Overtime begins with the Browns getting the ball first.  At this point, we must take the time to thank Marty Schottenheimer for "Marty Ball".  Three laughable plays after the Browns get the ball, they punt to Elway and the Broncos.  Elway takes over at his own twenty-five yard line and promptly drives the Broncos down to the Browns fifteen yard line.  The overtime drive included a third down and twelve pass to Steve Watson who made a finger tip catch at the Cleveland twenty-two yard line, putting the Broncos into field goal range.  A couple of plays later, the Broncos set up for the game winning field goal.

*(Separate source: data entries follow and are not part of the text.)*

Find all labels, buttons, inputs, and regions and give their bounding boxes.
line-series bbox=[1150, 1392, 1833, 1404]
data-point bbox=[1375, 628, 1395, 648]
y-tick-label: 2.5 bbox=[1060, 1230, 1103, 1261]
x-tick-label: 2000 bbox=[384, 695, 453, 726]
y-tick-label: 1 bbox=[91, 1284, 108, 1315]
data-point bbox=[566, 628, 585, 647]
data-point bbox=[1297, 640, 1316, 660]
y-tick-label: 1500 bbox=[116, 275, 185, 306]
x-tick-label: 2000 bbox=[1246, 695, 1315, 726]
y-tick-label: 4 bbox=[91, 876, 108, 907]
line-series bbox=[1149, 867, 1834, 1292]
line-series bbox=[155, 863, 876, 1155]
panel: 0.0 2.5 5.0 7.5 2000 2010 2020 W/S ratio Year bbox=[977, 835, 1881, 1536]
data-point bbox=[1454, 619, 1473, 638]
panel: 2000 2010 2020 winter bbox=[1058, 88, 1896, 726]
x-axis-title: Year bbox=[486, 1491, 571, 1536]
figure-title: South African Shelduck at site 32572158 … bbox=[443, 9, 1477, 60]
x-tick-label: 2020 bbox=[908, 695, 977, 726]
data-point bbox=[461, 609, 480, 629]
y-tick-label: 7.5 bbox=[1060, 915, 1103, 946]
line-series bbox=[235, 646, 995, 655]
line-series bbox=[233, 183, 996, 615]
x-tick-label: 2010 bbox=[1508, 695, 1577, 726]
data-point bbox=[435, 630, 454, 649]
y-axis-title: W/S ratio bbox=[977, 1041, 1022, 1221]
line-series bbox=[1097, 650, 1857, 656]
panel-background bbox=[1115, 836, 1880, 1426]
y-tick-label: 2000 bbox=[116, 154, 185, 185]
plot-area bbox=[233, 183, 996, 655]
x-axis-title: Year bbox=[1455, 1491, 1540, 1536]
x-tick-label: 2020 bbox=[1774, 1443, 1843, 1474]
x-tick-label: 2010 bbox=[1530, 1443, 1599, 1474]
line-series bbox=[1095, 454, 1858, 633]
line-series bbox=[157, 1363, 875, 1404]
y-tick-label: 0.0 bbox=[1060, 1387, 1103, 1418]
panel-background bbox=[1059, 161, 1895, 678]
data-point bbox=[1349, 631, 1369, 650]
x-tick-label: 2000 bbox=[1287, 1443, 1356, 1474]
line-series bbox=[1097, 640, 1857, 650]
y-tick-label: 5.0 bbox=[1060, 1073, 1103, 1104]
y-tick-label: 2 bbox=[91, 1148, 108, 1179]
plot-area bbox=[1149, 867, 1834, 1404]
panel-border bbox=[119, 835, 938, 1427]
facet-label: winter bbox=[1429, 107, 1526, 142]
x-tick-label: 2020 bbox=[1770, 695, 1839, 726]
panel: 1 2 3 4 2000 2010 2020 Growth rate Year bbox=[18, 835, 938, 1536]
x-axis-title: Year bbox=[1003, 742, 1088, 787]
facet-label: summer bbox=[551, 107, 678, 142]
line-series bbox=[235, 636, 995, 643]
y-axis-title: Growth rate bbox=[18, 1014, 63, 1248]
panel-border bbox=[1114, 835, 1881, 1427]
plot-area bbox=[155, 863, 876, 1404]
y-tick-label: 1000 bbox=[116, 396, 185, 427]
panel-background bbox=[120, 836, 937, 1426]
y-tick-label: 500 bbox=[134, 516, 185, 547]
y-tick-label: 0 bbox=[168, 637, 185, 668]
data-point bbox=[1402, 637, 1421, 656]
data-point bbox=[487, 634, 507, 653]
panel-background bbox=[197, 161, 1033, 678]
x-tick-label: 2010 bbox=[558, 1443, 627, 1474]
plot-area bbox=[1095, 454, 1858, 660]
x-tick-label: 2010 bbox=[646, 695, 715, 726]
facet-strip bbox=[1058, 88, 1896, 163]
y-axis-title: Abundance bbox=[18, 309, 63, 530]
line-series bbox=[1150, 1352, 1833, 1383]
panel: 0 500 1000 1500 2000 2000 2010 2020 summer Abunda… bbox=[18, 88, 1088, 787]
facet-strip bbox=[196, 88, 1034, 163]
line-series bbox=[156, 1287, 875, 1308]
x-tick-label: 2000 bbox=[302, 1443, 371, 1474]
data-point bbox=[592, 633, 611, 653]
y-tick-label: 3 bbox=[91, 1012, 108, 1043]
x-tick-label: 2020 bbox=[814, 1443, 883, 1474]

As Elway comes off the field he says to Rich Karlis, "It's just like practice, it's just like practice!".  For Elway it may have been just like practice, but for Rich Karlis it was anything but.  He hooked his kick and every Browns fan on Earth still believes to this day that it went wide, but the referees signaled it was good and the Broncos earned their second trip to the Super Bowl.

This game was the Elway's coming-out party and this game also goes down as one of sports All-Time Greatest Games.  In fact it ranks 13th(3rd best NFL game) out of all sports in the twentieth century at SI's Century's Best.